This is day 7 of my 75 Days Of Generative AI series. Until now, we have been covering basics such as RAG, Vector DB, and running a basic LLM but single notebook examples are usually not even close to an actual implementation. Hence, for the next few days, I’ll be building an end-to-end LLM twin app ( inspired by this repo ).
What is an LLM twin - In short it’s a model which writes like you by learning your previous articles. In my case, I’ll be using my Substack and LinkedIn as the source. By the end of it, I will write an article myself and use evaluation techniques to check how is my LLM twin performing
Data Pipeline - Includes fetching my articles and posts from Substack and LinkedIn and then adding them to a document-based data store ( MongoDB ). We’ll then push this information to a Vector DB ( Qdrant/ChromaDB).
Training Pipeline - We’ll choose an appropriate LLM and use fine-tuning techniques to train the model to understand style of writing we are targeting. If you want to know more about fine-tuning, check this out.
Inference Pipeline - This is the part where we use RAG techniques and combine them with LLM to expose it to a chat interface via a REST API.
Why these multiple pipelines you may ask. The idea is to present a modular architecture that is as close to a production-grade app as possible. We also get to work on other aspects of the GenAI journey like data collection/cleaning and LLMOps.
Data Pipeline
This will consist of 2 python based services which will
Scrape my substack and LinkedIn to get the articles and posts
Run an ETL pipeline to load this data to MongoDB as well as a Vector DB like Qdrant.
Important note: We are crawling only our data, as most platforms do not allow us to access other people’s data due to privacy issues. But this is perfect for us, as to build our LLM twin, we need only our digital data.
Training Pipeline
This is part of the system that will receive data from the Vector store and fine-tune LLM like llama3 or mistral using techniques like QLora.
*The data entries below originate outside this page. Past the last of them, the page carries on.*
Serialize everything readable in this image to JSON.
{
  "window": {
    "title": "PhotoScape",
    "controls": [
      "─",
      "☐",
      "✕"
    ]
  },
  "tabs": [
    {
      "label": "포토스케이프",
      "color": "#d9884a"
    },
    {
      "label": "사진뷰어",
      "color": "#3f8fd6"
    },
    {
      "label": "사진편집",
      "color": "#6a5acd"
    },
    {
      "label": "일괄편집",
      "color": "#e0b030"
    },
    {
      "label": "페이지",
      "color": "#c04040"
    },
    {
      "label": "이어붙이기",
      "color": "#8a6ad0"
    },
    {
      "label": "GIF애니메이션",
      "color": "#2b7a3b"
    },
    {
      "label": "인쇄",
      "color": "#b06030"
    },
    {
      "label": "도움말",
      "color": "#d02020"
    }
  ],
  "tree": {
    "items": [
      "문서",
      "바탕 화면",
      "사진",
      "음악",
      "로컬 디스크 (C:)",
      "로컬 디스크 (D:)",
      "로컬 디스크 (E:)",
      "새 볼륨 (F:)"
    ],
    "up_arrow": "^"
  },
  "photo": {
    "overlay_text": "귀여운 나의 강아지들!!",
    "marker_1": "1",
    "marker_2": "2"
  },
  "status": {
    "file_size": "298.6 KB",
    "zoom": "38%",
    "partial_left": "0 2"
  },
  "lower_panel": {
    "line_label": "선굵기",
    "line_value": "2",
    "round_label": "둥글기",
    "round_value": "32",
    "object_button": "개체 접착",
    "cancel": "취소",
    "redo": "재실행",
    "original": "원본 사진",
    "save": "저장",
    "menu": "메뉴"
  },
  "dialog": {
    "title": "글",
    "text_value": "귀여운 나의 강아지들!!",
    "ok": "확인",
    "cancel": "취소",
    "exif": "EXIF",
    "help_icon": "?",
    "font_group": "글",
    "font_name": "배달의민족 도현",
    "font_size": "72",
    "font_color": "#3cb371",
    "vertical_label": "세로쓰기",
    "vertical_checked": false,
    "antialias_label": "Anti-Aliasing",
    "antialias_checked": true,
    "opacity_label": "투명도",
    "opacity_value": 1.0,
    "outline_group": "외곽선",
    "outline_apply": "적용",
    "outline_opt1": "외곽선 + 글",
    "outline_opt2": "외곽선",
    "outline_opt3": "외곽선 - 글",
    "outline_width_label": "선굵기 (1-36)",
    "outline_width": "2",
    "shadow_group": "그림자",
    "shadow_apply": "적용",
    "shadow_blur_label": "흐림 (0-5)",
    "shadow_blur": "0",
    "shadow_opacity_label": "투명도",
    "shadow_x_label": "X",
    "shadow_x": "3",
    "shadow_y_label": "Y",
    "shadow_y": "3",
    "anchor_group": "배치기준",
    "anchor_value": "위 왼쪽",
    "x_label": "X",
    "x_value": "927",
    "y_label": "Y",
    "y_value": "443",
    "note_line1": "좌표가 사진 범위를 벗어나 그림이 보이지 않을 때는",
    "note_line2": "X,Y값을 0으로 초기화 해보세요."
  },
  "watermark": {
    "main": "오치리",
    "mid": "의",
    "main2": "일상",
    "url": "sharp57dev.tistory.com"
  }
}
We will also use an experiment tracker like CometML as suggested by the original article to make sure we can compare all our fine-tuning experiments and choose the next performing one.
Inference Pipeline
The inference pipeline, the LLM system's final component, interfaces directly with clients via a REST API. Users can access it through HTTP requests, akin to ChatGPT and similar tools.
Communication patterns
There are some missing parts to the architecture here. The major one is how various pipelines interact with each other. There are 2 ways
Asynchronously via a messaging queue like rabbitMQ
Feature store in case of fine-tuned LLM
Conclusion
Super excited for the next few days where we slowly but surely build an LLM Twin in an end-to-end fashion. There are a lot of areas and tools to cover which we will deep dive into soon. Tomorrow we build our data collection pipeline!